Finally, after years of hearing about, thinking about, and dreaming about the fantastic Shug Avery, Celie is at last going to meet Shug. Walker has classically constructed an "entrance scene" for Shug — that is, novelists and playwrights often like to create intense interest and curiosity about a major character before the reader (or viewer) "sees" that character. We, the readers or the audience, hear about this character from several viewpoints; we see a painting or a picture of the character, and thus we are psychologically "baited," anxiously awaiting this person who obviously plays a major role in other people's lives but who has not, as yet, been on stage.
In this case, we are fascinated by this Queen Honeybee, this high-stepping, blues moaning, good looking, sensuous jazz singer who is, to Mr. ________ and to Celie, everything that Celie is not. We have grown fond of Celie and have identified with her mistreatment and her loneliness; now we are at last going to meet a person who has hypnotically fascinated both Celie and Mr. _______. How, we wonder, can this magnetic woman hold such emotional power over two people so diametrically dissimilar as Celie and Mr. ________?

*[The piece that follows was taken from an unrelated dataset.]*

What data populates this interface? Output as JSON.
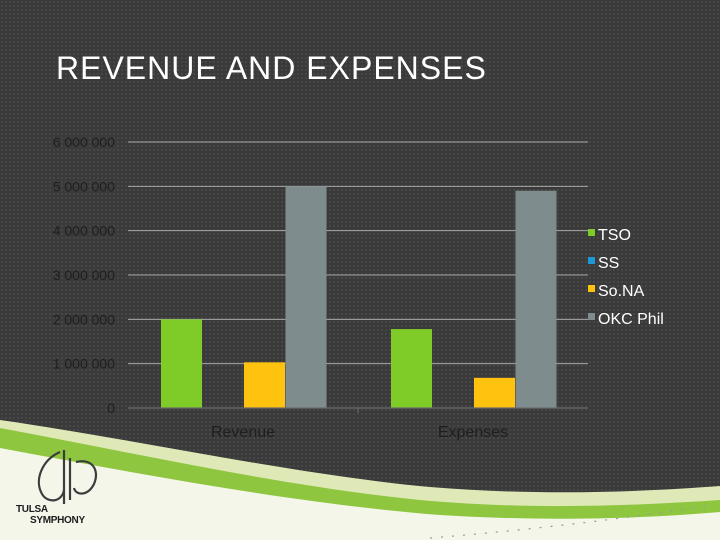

First off, in analyzing Shug Avery, we should note that Shug may be the Queen Honeybee in the jazz club where she sings, but obviously she reigns only while she sings. In this scene, she is ill, but no one offers to take care of her. On her own turf, she may be a queen of sorts, but her turf is a land of booze-and-blues, sort of an unreal after-hours Never-Never-Land, where the queen isn't supposed to get sick like real folks do. Shug's audience only loves her when she sings, and her lovers only enjoy her while they are in bed with her. In the bright light of day, the Queen Honeybee's outspoken individualism, as well as her "bad," cigarette-smoking, gin-drinking reputation, repels people, and her sickness only intensifies that feeling of repulsion. People gossip about Shug ("slut, hussy, heifer") and turn their backs on her and her "nasty woman disease." This sordid image of Shug is a shocking antithesis of what Celie and Mr. ________ have given us to believe was the "real," the glamorous Shug Avery.